When no one made a motion to either approve or deny the proposal, Board Chair John Raber obliged.

“They are asking to raise the ambulance rate $150 a call, and that still puts us below what other counties charge,” he said.

Commissioners had their own reasons for opposing the move. District 3 Commissioner Clarence Stowers said pay increases should be part of the budget process and should have been addressed when the budget was being put together back in the spring and summer.

“I don’t want to set a precedent of ‘if you raise fees you can give employees a raise,’” he said.

“We’re not asking to go above any other county employee’s pay, we’re just trying to equal up. When you compare us to the sheriff’s office, we’re below them for the same rank, and we have to be double certified, as firefighters and EMS,” Wimpy said.

County Manager Stan Kelley told Stowers he understood his concern, but said he was the reason it was not brought up earlier in the year.

“David’s been telling me this for some time and I’ve been putting him off,” he said. “But now he’s convinced me it’s critical.”

“I think we need to address a raise through taxes, not fees,” Stowers responded. “There are all kinds of ways to set this up—fire districts ... all kinds of ways. We are struggling because we have exempted so many people from property taxes. Only 46 or 48 percent of people in the county pay taxes.”

District 2 Commissioner Tim Bowden said that although he recognized the need, and thought Wimpy’s plan was “better than raising taxes,” he thought it best to leave the decision to the board that would be taking office in January.”

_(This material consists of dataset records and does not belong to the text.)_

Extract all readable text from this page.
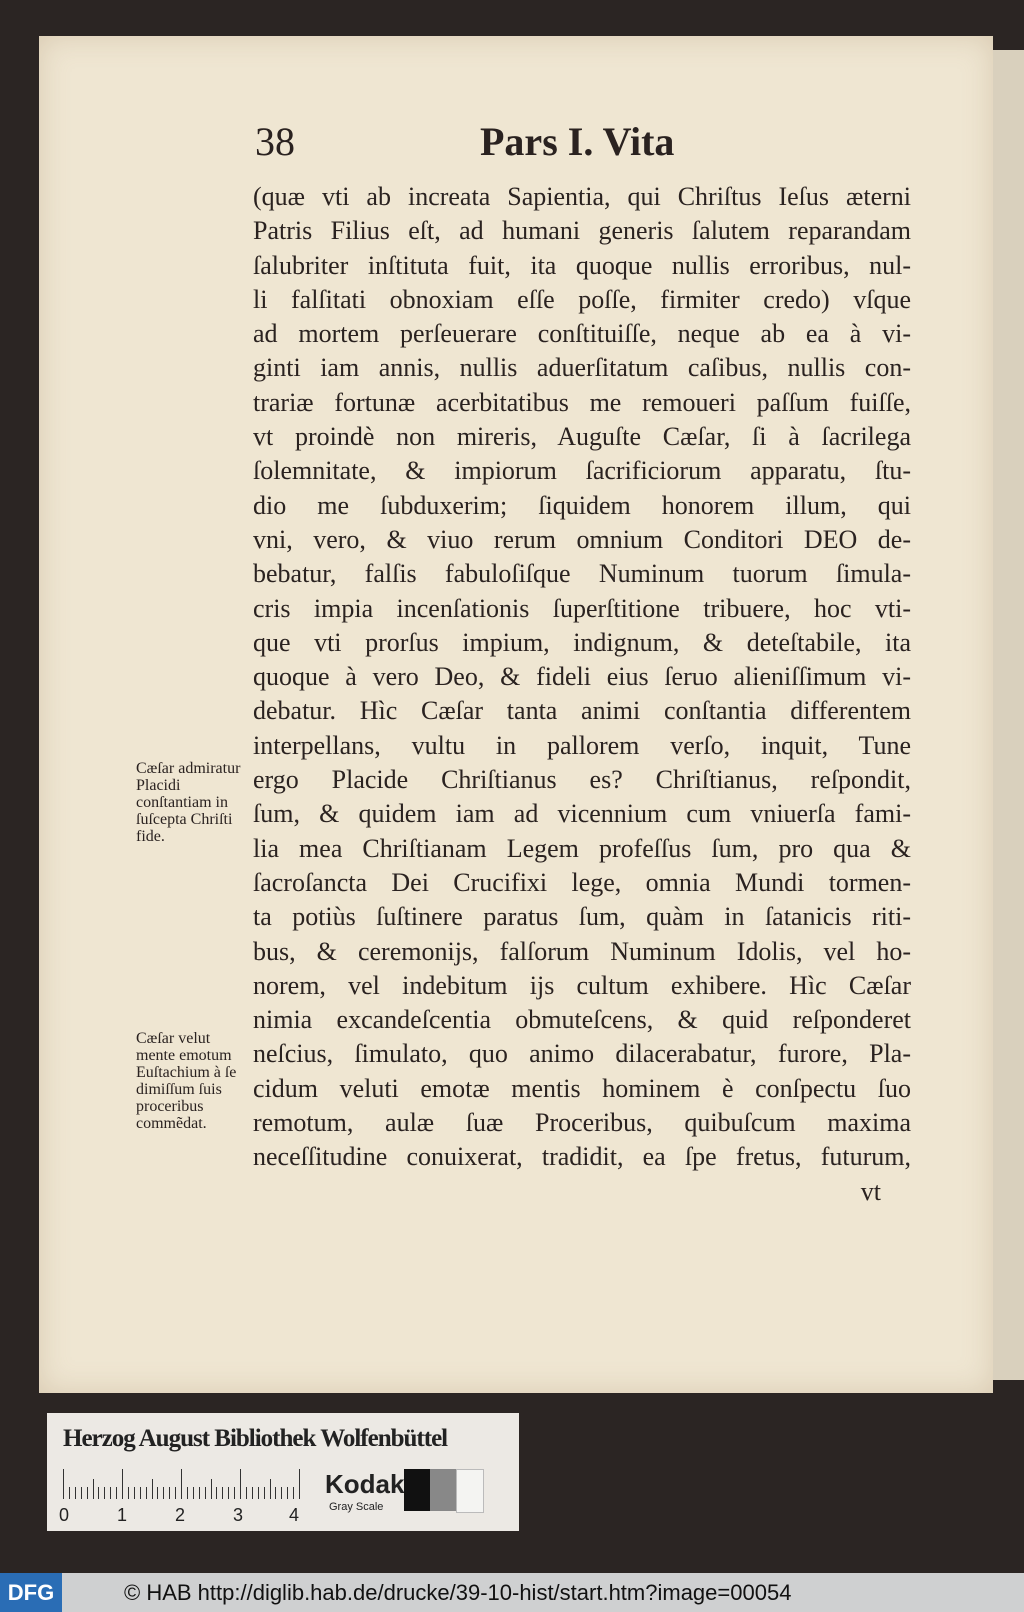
38	Pars I. Vita
(quæ vti ab increata Sapientia, qui Chriſtus Ieſus æterni
Patris Filius eſt, ad humani generis ſalutem reparandam
ſalubriter inſtituta fuit, ita quoque nullis erroribus, nul-
li falſitati obnoxiam eſſe poſſe, firmiter credo) vſque
ad mortem perſeuerare conſtituiſſe, neque ab ea à vi-
ginti iam annis, nullis aduerſitatum caſibus, nullis con-
trariæ fortunæ acerbitatibus me remoueri paſſum fuiſſe,
vt proindè non mireris, Auguſte Cæſar, ſi à ſacrilega
ſolemnitate, & impiorum ſacrificiorum apparatu, ſtu-
dio me ſubduxerim; ſiquidem honorem illum, qui
vni, vero, & viuo rerum omnium Conditori DEO de-
bebatur, falſis fabuloſiſque Numinum tuorum ſimula-
cris impia incenſationis ſuperſtitione tribuere, hoc vti-
que vti prorſus impium, indignum, & deteſtabile, ita
quoque à vero Deo, & fideli eius ſeruo alieniſſimum vi-
debatur. Hìc Cæſar tanta animi conſtantia differentem
interpellans, vultu in pallorem verſo, inquit, Tune
ergo Placide Chriſtianus es? Chriſtianus, reſpondit,
ſum, & quidem iam ad vicennium cum vniuerſa fami-
lia mea Chriſtianam Legem profeſſus ſum, pro qua &
ſacroſancta Dei Crucifixi lege, omnia Mundi tormen-
ta potiùs ſuſtinere paratus ſum, quàm in ſatanicis riti-
bus, & ceremonijs, falſorum Numinum Idolis, vel ho-
norem, vel indebitum ijs cultum exhibere. Hìc Cæſar
nimia excandeſcentia obmuteſcens, & quid reſponderet
neſcius, ſimulato, quo animo dilacerabatur, furore, Pla-
cidum veluti emotæ mentis hominem è conſpectu ſuo
remotum, aulæ ſuæ Proceribus, quibuſcum maxima
neceſſitudine conuixerat, tradidit, ea ſpe fretus, futurum,
vt
Cæſar admiratur Placidi conſtantiam in ſuſcepta Chriſti fide.
Cæſar velut mente emotum Euſtachium à ſe dimiſſum ſuis proceribus commẽdat.
Herzog August Bibliothek Wolfenbüttel
0	1	2	3	4
Kodak
Gray Scale
DFG	© HAB http://diglib.hab.de/drucke/39-10-hist/start.htm?image=00054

“If you throw this off to the next county commission you’re abdicating your position. We were elected to make these decisions and we need to make them until we step down,” Raber said. But his comment did not sway the board and his motion died for lack of a second.

Wimpy was disappointed, but not overly surprised.

“I’m not mad, but I was hoping it would go through. I’ve always got concerns about losing personnel and now I’ll just be a little more concerned,” he said.

Kelley is also concerned, partly because come January, part time personnel must be provided with medical benefits. That cost, he said, is not in the budget.

“We are looking at all the options—giving medical benefits to part timers who work 30 or more hours, cutting hours and possibly having to hire more part timers, or paying the fine if we don’t provide benefits. We’re doing a cost/benefits analysis, and hope to present it to the new board in January—February at the latest.”